QUELQUES LUEURS D’ESPOIR,QUAND MÊME …
La situation internationale n’incite guère à l’optimisme . Raison de plus pour ne pas bouder les timides contre-tendances,qui se sont manifestées dans la toute dernière période dans des domaines aussi divers que celui de la guerre ou de la paix; de la lutte contre le réchauffement climatique; ou des négociations sur le projet de « grand marché transatlantique ».
Concernant le premier de ces enjeux, trois événements récents au moins méritent de retenir notre attention. D’abord, l’accord conclu entre le Fatah et le Hamas qui a abouti à la constitution d’un gouvernement d’unité nationale est un succès majeur pour le mouvement palestinien.
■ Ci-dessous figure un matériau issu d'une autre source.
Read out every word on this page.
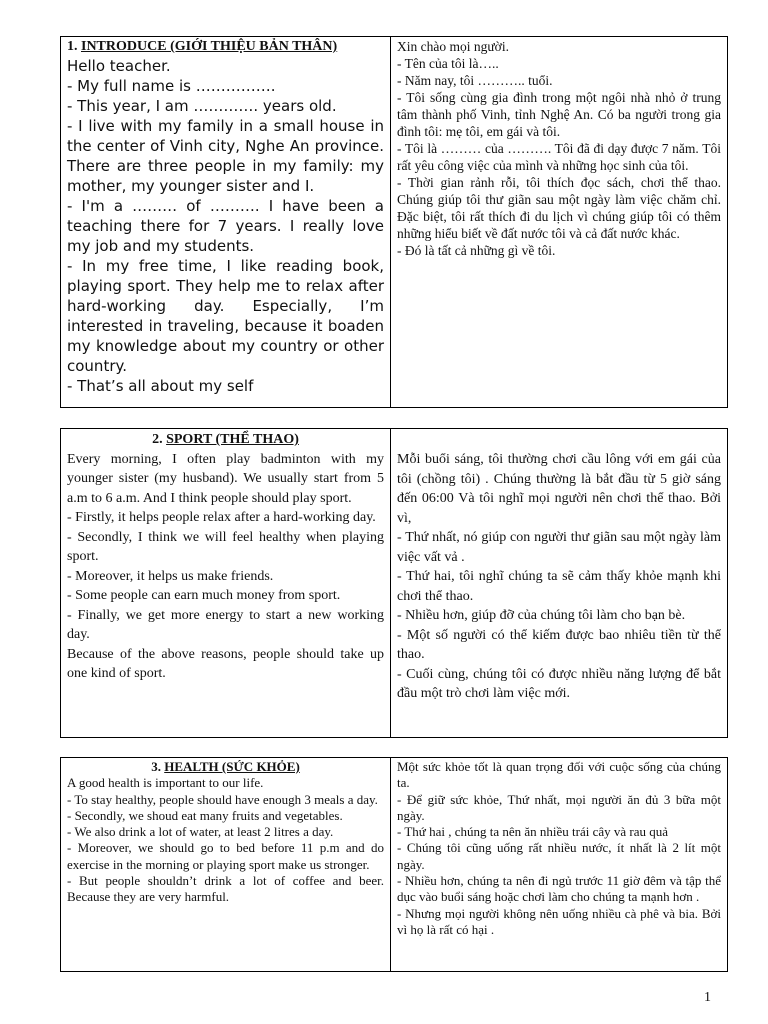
1. INTRODUCE (GIỚI THIỆU BẢN THÂN)

Hello teacher.

- My full name is …………….

- This year, I am …………. years old.

- I live with my family in a small house in the center of Vinh city, Nghe An province. There are three people in my family: my mother, my younger sister and I.

- I'm a ……… of ………. I have been a teaching there for 7 years. I really love my job and my students.

- In my free time, I like reading book, playing sport. They help me to relax after hard-working day. Especially, I’m interested in traveling, because it boaden my knowledge about my country or other country.

- That’s all about my self

Xin chào mọi người.

- Tên của tôi là…..

- Năm nay, tôi ……….. tuổi.

- Tôi sống cùng gia đình trong một ngôi nhà nhỏ ở trung tâm thành phố Vinh, tỉnh Nghệ An. Có ba người trong gia đình tôi: mẹ tôi, em gái và tôi.

- Tôi là ……… của ………. Tôi đã đi dạy được 7 năm. Tôi rất yêu công việc của mình và những học sinh của tôi.

- Thời gian rảnh rỗi, tôi thích đọc sách, chơi thể thao. Chúng giúp tôi thư giãn sau một ngày làm việc chăm chỉ. Đặc biệt, tôi rất thích đi du lịch vì chúng giúp tôi có thêm những hiểu biết về đất nước tôi và cả đất nước khác.

- Đó là tất cả những gì về tôi.

2. SPORT (THỂ THAO)

Every morning, I often play badminton with my younger sister (my husband). We usually start from 5 a.m to 6 a.m. And I think people should play sport.

- Firstly, it helps people relax after a hard-working day.

- Secondly, I think we will feel healthy when playing sport.

- Moreover, it helps us make friends.

- Some people can earn much money from sport.

- Finally, we get more energy to start a new working day.

Because of the above reasons, people should take up one kind of sport.

Mỗi buổi sáng, tôi thường chơi cầu lông với em gái của tôi (chồng tôi) . Chúng thường là bắt đầu từ 5 giờ sáng đến 06:00 Và tôi nghĩ mọi người nên chơi thể thao. Bởi vì,

- Thứ nhất, nó giúp con người thư giãn sau một ngày làm việc vất vả .

- Thứ hai, tôi nghĩ chúng ta sẽ cảm thấy khỏe mạnh khi chơi thể thao.

- Nhiều hơn, giúp đỡ của chúng tôi làm cho bạn bè.

- Một số người có thể kiếm được bao nhiêu tiền từ thể thao.

- Cuối cùng, chúng tôi có được nhiều năng lượng để bắt đầu một trò chơi làm việc mới.

3. HEALTH (SỨC KHỎE)

A good health is important to our life.

- To stay healthy, people should have enough 3 meals a day.

- Secondly, we shoud eat many fruits and vegetables.

- We also drink a lot of water, at least 2 litres a day.

- Moreover, we should go to bed before 11 p.m and do exercise in the morning or playing sport make us stronger.

- But people shouldn’t drink a lot of coffee and beer. Because they are very harmful.

Một sức khỏe tốt là quan trọng đối với cuộc sống của chúng ta.

- Để giữ sức khỏe, Thứ nhất, mọi người ăn đủ 3 bữa một ngày.

- Thứ hai , chúng ta nên ăn nhiều trái cây và rau quả

- Chúng tôi cũng uống rất nhiều nước, ít nhất là 2 lít một ngày.

- Nhiều hơn, chúng ta nên đi ngủ trước 11 giờ đêm và tập thể dục vào buổi sáng hoặc chơi làm cho chúng ta mạnh hơn .

- Nhưng mọi người không nên uống nhiều cà phê và bia. Bởi vì họ là rất có hại .

1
L’intelligence politique – et le sens des réalités – des dirigeants de toutes les parties en présence ont, en outre, permis de satisfaire aux conditions (reconnaissance d’Israël; renonciation à la violence; acceptation des accords d’Oslo…) d’un soutien international au nouvel exécutif : les ministres ne sont membres d’aucun parti; la politique suivie sera celle du Président Abbas; la mission du gouvernement est de préparer des élections en Cisjordanie et à Gaza. La « profonde déception » manifestée par Tel Aviv à l’encontre de Washington suite à l’ engagement des USA à travailler avec le « cabinet de consensus » palestinien, confirme la portée de l’étape franchie. Quelles que soient les lourdes interrogations qui demeurent, c’est une lueur d’espoir qui doit stimuler notre solidarité. Le sort de la paix se joue également ces jours-ci à Vienne, où ont repris les négociations entre l’Iran et les États membres permanents du Conseil de sécurité plus l’Allemagne. Là non plus, rien n’est joué, mais les chances d’un accord sur le dossier nucléaire sont sérieuses. Enfin, la tonalité résolument anti-guerre du récent discours de politique étrangère tenu par le Président américain devant les cadets de l’école militaire de West Point a ceci de prometteur qu’il traduit (nous sommes à quelques mois des élections de mi-mandat…) l’aversion du peuple américain pour les aventures militaires après les fiasco retentissants qu’elles ont provoqués en Afghanistan,en Irak,en Libye et ailleurs.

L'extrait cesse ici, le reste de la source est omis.